Hi
Its not test gear that's the problem its access to the board. My Tek
465 will trigger on single pulses with no problem.
However whilst it's recommended that the the first CPU board (the 8330)
be in slot 2 (The front panel is in No1) its not mandatory. So I can
move the boards back a bit and get to the front of the 8330.
Manual I have, (very good) Schematics also (Awful) so bad I may even
redraw at least the 8330. I have an A0 HP plotter so its easy to do
drawings.
Rod
-----Original Message-----
From: cctech-bounces at
classiccmp.org
[mailto:cctech-bounces at
classiccmp.org] On Behalf Of Tony Duell
Sent: 31 March 2008 22:52
To: cctalk at
classiccmp.org
Subject: Re: Looking for a M8330 or a couple of SN74194's
Not only did Cricklewood have them, but they arrived Saturday morning.
I'm even luckier in that I live near enough to Cricklewood Electronics
that I can pop over there and pick the chips up the same day ;-)
That effected a partial fix.
The timing generator is a string of four bit shift registers clocked
with 20Mhz.
OK.
Various combinations of their outputs are used to set
and reset
bistables made out of cross coupled 7440's.
As the problem I'm fixing is you can't load memory, which is a one
shot operation, its slow old work.
I don;t know what test gear you have, but I find a simple logic probe to
be more use than a 'scope for this sort of problem. The former can
easily detect narrow pulses that are difficult, if not impossible, to
see on a non-storage 'scope.
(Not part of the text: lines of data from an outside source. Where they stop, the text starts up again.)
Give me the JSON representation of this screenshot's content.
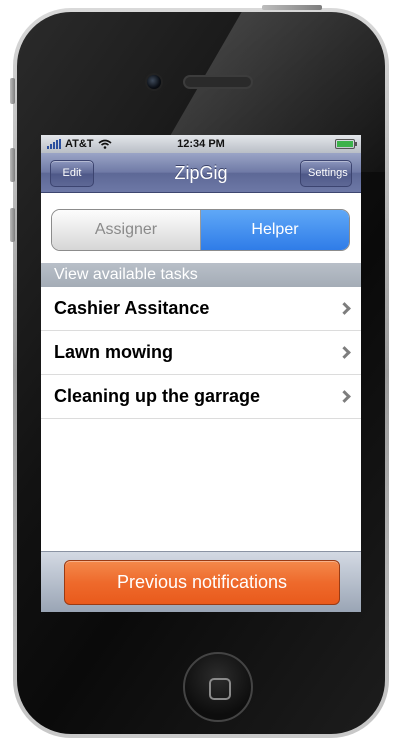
{
  "status_bar": {
    "carrier": "AT&T",
    "time": "12:34 PM",
    "icons": [
      "signal-bars-icon",
      "wifi-icon",
      "battery-icon"
    ],
    "battery_level": 1.0
  },
  "nav_bar": {
    "title": "ZipGig",
    "left_button": "Edit",
    "right_button": "Settings"
  },
  "segmented_control": {
    "segments": [
      "Assigner",
      "Helper"
    ],
    "selected": "Helper"
  },
  "section": {
    "header": "View available tasks",
    "items": [
      {
        "label": "Cashier Assitance",
        "icon": "chevron-right-icon"
      },
      {
        "label": "Lawn mowing",
        "icon": "chevron-right-icon"
      },
      {
        "label": "Cleaning up the garrage",
        "icon": "chevron-right-icon"
      }
    ]
  },
  "bottom_bar": {
    "button_label": "Previous notifications"
  },
  "colors": {
    "nav_bar": "#6f7aa6",
    "segment_selected": "#2f7ce8",
    "notification_button": "#ee6a2c"
  }
}
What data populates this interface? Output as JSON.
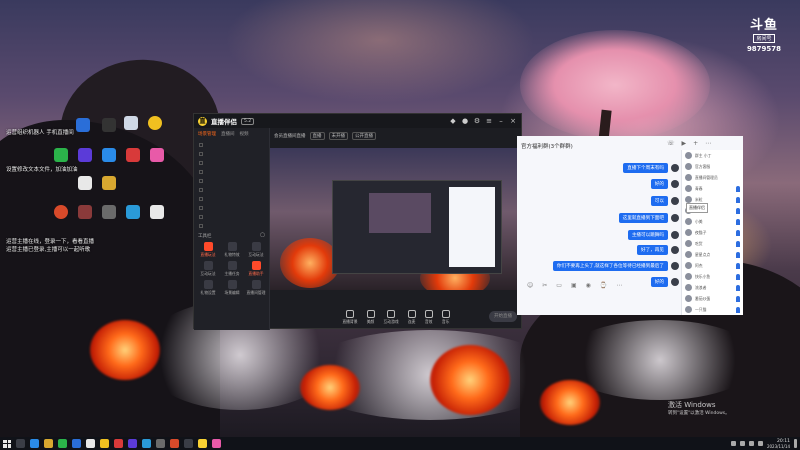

Of course an 'Advanded Logic Probe' as HP
called the LogicDart is even nicer, but...
Do you have the maintenance manual? Not the printset (schematics), but
the book which is a low-level circuit description? It's well worth
reading!.
I would have thought it wouldn't be too hard to keep on hitting the DEP
key and seeing what, if any Omnius signals are generated. And then
totrace back the missing one(s).
[...]
I also return all systems to working order. Apart from
a couple of
VT420's with ticking SMPSU's everything I have restored runs. (Three
Any reason you';ve not fixed those? Ticking SMPSUs are often quite
simple to fix, maybe just dried-up capacitors.